What's more exciting, though, is news of the upcoming 4-nanometer (4nm) chips that TSMC is looking to start making at the end of the year. This is a step smaller than the current 5nm A14 and the upcoming A15, which means Apple will be able to pack in even more transistors and likely offer better endurance.
Apple is getting the first batch of these new chips, according to Digitimes' source, but will use these for Mac devices rather than iPhones. This sounds like the successor to the Apple M1 chip used in the latest MacBook Air and 13-inch MacBook Pro, and could be used in the new iMac and the next 16-inch MacBook Pro. If Apple doesn't have the time to implement the chips into these rumored 2021 products, then it will likely slot the new silicon into its 2022 Mac devices.
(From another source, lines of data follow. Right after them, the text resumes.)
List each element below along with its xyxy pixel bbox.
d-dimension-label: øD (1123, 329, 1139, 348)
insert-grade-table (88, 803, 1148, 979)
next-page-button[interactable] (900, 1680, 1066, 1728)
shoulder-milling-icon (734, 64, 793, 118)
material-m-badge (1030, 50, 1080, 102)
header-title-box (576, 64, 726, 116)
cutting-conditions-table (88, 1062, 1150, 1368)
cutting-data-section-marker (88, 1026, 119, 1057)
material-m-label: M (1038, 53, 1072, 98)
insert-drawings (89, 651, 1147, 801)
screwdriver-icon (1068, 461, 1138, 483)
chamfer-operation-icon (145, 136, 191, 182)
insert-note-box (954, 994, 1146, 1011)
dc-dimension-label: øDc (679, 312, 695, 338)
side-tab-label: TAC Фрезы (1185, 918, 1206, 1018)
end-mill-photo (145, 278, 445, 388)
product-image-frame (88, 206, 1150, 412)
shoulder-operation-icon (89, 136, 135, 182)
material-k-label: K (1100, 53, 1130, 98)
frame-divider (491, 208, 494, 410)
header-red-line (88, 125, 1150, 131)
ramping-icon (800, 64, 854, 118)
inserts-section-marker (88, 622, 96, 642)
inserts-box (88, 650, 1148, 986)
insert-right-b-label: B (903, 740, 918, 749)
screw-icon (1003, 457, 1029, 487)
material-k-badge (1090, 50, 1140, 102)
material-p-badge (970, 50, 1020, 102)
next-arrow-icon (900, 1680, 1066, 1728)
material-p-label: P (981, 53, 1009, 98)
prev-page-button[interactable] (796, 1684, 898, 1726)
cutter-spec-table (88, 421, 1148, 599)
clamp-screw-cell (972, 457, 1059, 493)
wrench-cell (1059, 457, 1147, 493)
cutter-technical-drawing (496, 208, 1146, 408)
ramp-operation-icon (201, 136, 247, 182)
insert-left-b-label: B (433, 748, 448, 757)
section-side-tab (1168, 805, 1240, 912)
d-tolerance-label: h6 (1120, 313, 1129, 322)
If 4nm isn't small enough for your liking, TSMC is also preparing to manufacture 3nm chips. Those won't emerge until late 2022, though, with Apple and Intel in line to use them. Considering that Intel currently uses fairly old-fashioned 10nm chips, this will give the computers using them a huge performance and efficiency boost.
Apple's iPhones always beat Android phones on performance benchmarks thanks to their powerful A-series chips. There's little doubt in our mind that the A15 chip will keep Apple's position at the top of our best phones guide intact. But if you want an even more efficient chip and even more battery life, you may want to wait until the iPhone 14.